2023 yılında, araştırmacılar Dominik Cumhuriyeti’nde başka bir fosil diş buldular; bu kez iki omurla birlikte. Bu bulgular nihayet sebecid kalıntılarını tanımlamayı mümkün kıldı. Kral Toplum B Bülteninde Çarşamba günü yayımlanan bir çalışmada belirtilen tarihlemelere göre, bu fosiller, Güney Amerikalı kuzenlerinin kaybolmasından üç milyondan fazla yıl sonra, 7.14 ve 4.57 milyon yıl öncesine tarihlendi. “Fosili bulmak ve onun ne olduğunu fark etmek inanılmaz bir duygu,” dedi çalışmanın baş yazarı ve Florida Doğa Tarihi Müzesi’nde çalışan paleobiyolog Lazaro Viñola Lopez, müze açıklamasında.
Açıklamaya göre, bazı sebecidler, “tazı gibi inşa edilmiş timsahlar” olarak tanımlanan sebecidler, 20 feet (6.1 metre) uzunluğa kadar ulaşabilirdi. Et haşeratları olan bu yırtıcılar, dört uzun bacakları üstünde avlarının peşinden koşarlardı. Güney Amerika’da, Notosuchia olarak bilinen büyük bir soyu tükenmiş timsah grubunun tek hayatta kalan üyeleriydiler ve 66 milyon yıl önce dinozorları yok eden meşhur asteroitten sağ çıkmayı başardılar. Bu rekabetçi tehditin ortadan kalkmasıyla, sebecidler hızla besin zincirinde yükseldiler.
Peki, bu kara yırtıcıları Karayip adalarına nasıl ulaşabildiler?
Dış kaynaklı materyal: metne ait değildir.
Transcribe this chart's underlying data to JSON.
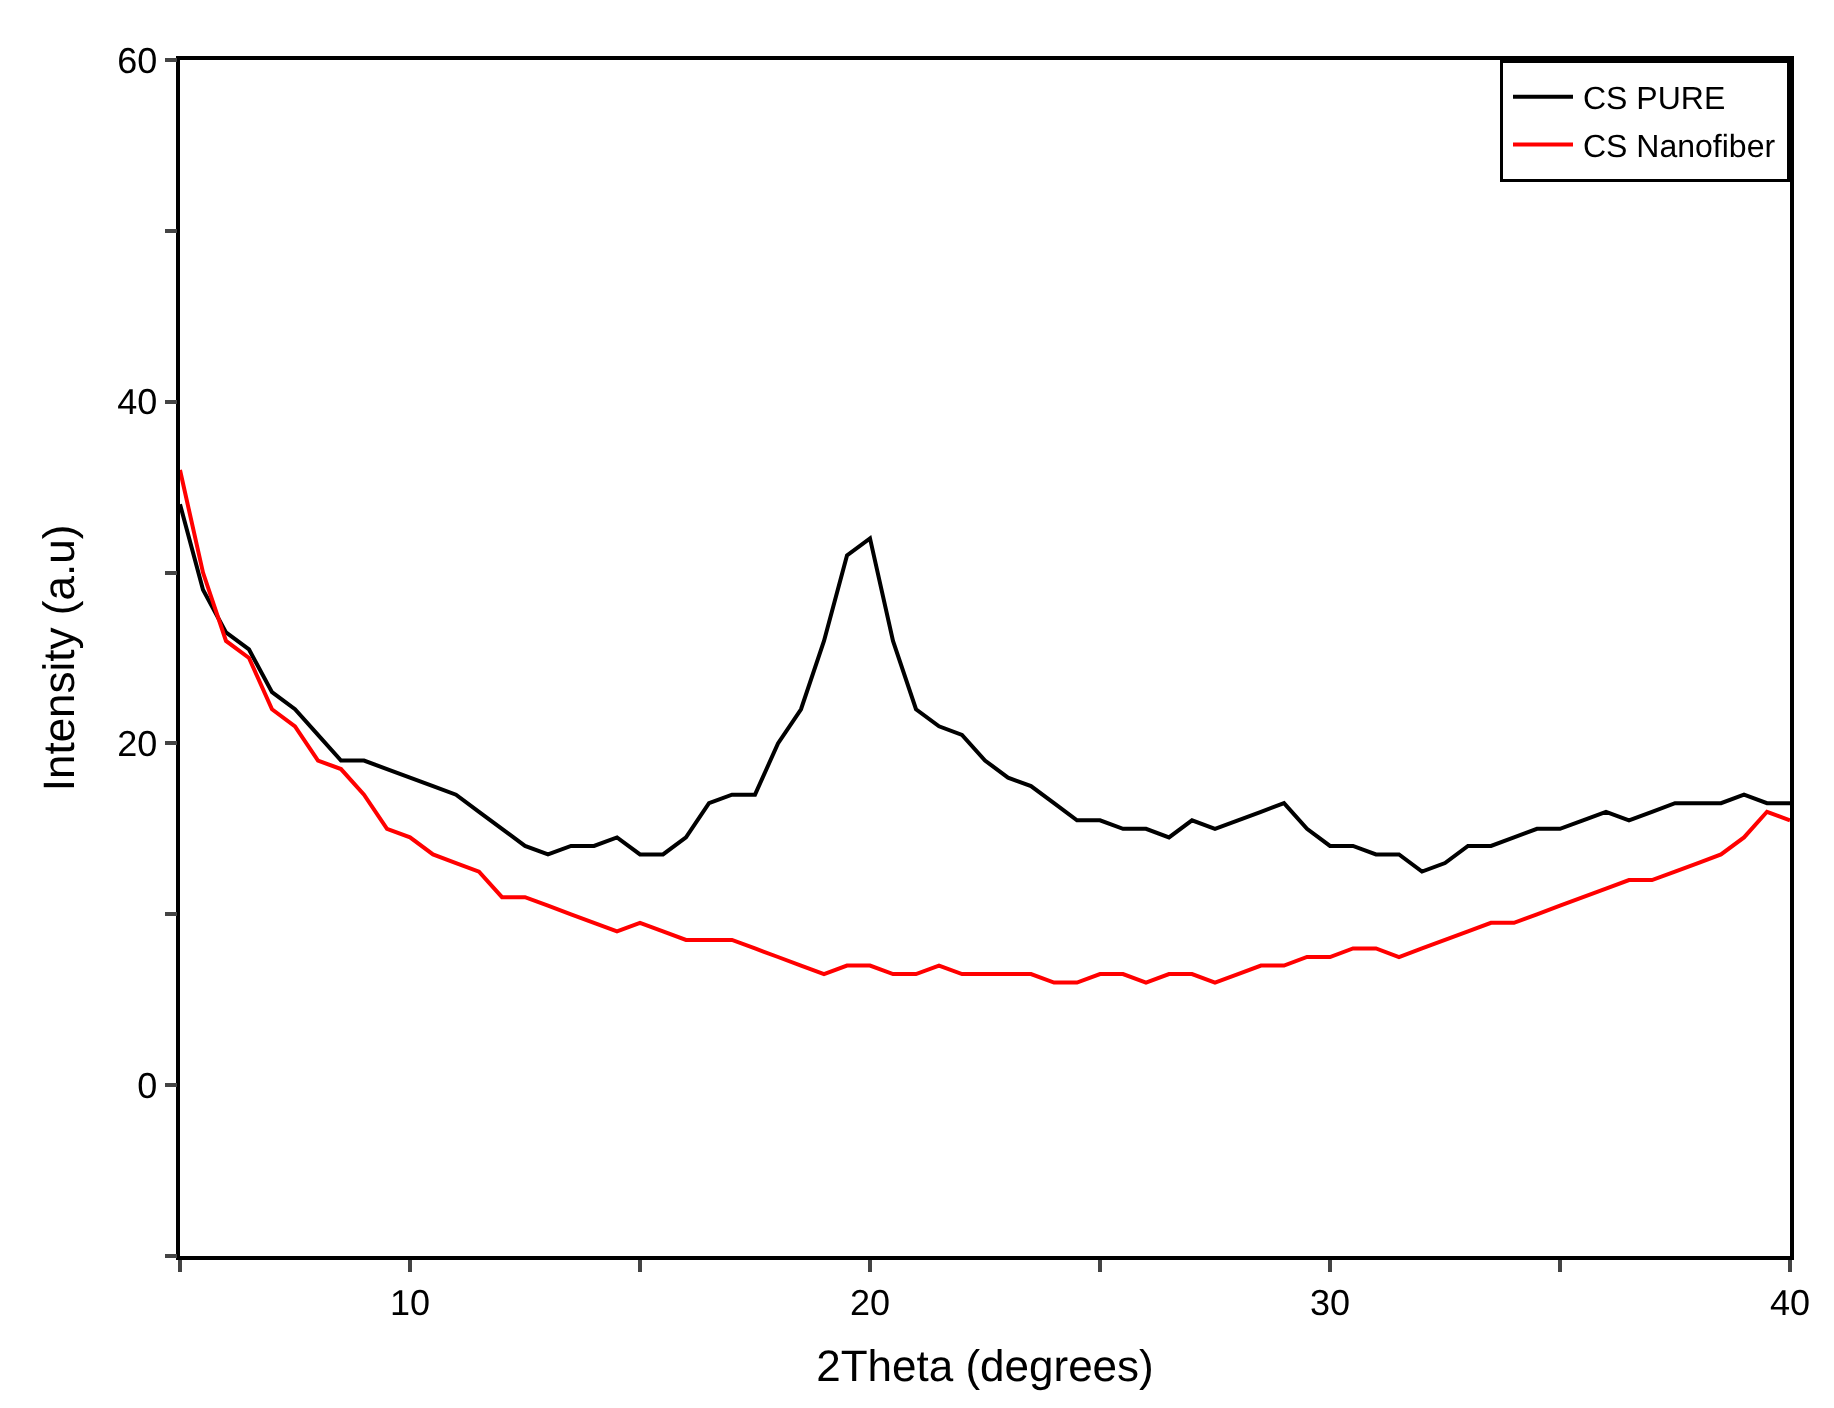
{
  "chart_data": {
    "type": "line",
    "xlabel": "2Theta (degrees)",
    "ylabel": "Intensity (a.u)",
    "x": [
      5,
      5.5,
      6,
      6.5,
      7,
      7.5,
      8,
      8.5,
      9,
      9.5,
      10,
      10.5,
      11,
      11.5,
      12,
      12.5,
      13,
      13.5,
      14,
      14.5,
      15,
      15.5,
      16,
      16.5,
      17,
      17.5,
      18,
      18.5,
      19,
      19.5,
      20,
      20.5,
      21,
      21.5,
      22,
      22.5,
      23,
      23.5,
      24,
      24.5,
      25,
      25.5,
      26,
      26.5,
      27,
      27.5,
      28,
      28.5,
      29,
      29.5,
      30,
      30.5,
      31,
      31.5,
      32,
      32.5,
      33,
      33.5,
      34,
      34.5,
      35,
      35.5,
      36,
      36.5,
      37,
      37.5,
      38,
      38.5,
      39,
      39.5,
      40
    ],
    "series": [
      {
        "name": "CS PURE",
        "color": "#000000",
        "values": [
          34,
          29,
          26.5,
          25.5,
          23,
          22,
          20.5,
          19,
          19,
          18.5,
          18,
          17.5,
          17,
          16,
          15,
          14,
          13.5,
          14,
          14,
          14.5,
          13.5,
          13.5,
          14.5,
          16.5,
          17,
          17,
          20,
          22,
          26,
          31,
          32,
          26,
          22,
          21,
          20.5,
          19,
          18,
          17.5,
          16.5,
          15.5,
          15.5,
          15,
          15,
          14.5,
          15.5,
          15,
          15.5,
          16,
          16.5,
          15,
          14,
          14,
          13.5,
          13.5,
          12.5,
          13,
          14,
          14,
          14.5,
          15,
          15,
          15.5,
          16,
          15.5,
          16,
          16.5,
          16.5,
          16.5,
          17,
          16.5,
          16.5
        ]
      },
      {
        "name": "CS Nanofiber",
        "color": "#ff0000",
        "values": [
          36,
          30,
          26,
          25,
          22,
          21,
          19,
          18.5,
          17,
          15,
          14.5,
          13.5,
          13,
          12.5,
          11,
          11,
          10.5,
          10,
          9.5,
          9,
          9.5,
          9,
          8.5,
          8.5,
          8.5,
          8,
          7.5,
          7,
          6.5,
          7,
          7,
          6.5,
          6.5,
          7,
          6.5,
          6.5,
          6.5,
          6.5,
          6,
          6,
          6.5,
          6.5,
          6,
          6.5,
          6.5,
          6,
          6.5,
          7,
          7,
          7.5,
          7.5,
          8,
          8,
          7.5,
          8,
          8.5,
          9,
          9.5,
          9.5,
          10,
          10.5,
          11,
          11.5,
          12,
          12,
          12.5,
          13,
          13.5,
          14.5,
          16,
          15.5
        ]
      }
    ],
    "xlim": [
      5,
      40
    ],
    "xticks": [
      {
        "value": 5,
        "label": null
      },
      10,
      {
        "value": 15,
        "label": null
      },
      20,
      {
        "value": 25,
        "label": null
      },
      30,
      {
        "value": 35,
        "label": null
      },
      40
    ],
    "ylim": [
      -10,
      60
    ],
    "yticks": [
      {
        "value": -10,
        "label": null
      },
      0,
      {
        "value": 10,
        "label": null
      },
      20,
      {
        "value": 30,
        "label": null
      },
      40,
      {
        "value": 50,
        "label": null
      },
      60
    ],
    "legend": "top right",
    "marker": "none",
    "line_style": "solid"
  }
}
Araştırmacılar bu sonuçların GAARlandia hipotezini desteklediğini söylüyor; yani milyonlarca yıl önce, kara köprüleri veya ada zincirleri Güney Amerika hayvanlarının, sebecidler gibi, Karayiplere ulaşmasını sağlamış olmalı. Geçit ortadan kalktığında, sebecidler Güney Amerika’daki akrabalarını milyonlarca yıl önce yok eden tehditlerden izole edilmiş olabilirler.
Eğer araştırmacılar, diğer adalardaki garip dişlerin de sebecidlere ait olduğunu doğrularsa, bu durum bu doruk yırtıcıların bölgenin ekolojisini milyonlarca yıl boyunca etkilediği anlamına gelir. Florida Doğa Tarihi Müzesi’nin omurgalı paleontoloji küratörü ve çalışmanın ortak yazarı Jonathan Bloch’un belirttiği gibi, “modern ekosisteme bakarak bunu tahmin edemezdiniz.” Bugün, çoğu Karayip yırtıcısı — kuşlar, yılanlar ve hatta timsahlar gibi — çok daha küçük.
Buna rağmen, çalışma gösteriyor ki, duman varsa, orada büyük olasılıkla bir ateş vardır — ya da bu durumda, tazı gibi koşan soyu tükenmiş bir timsah vardır.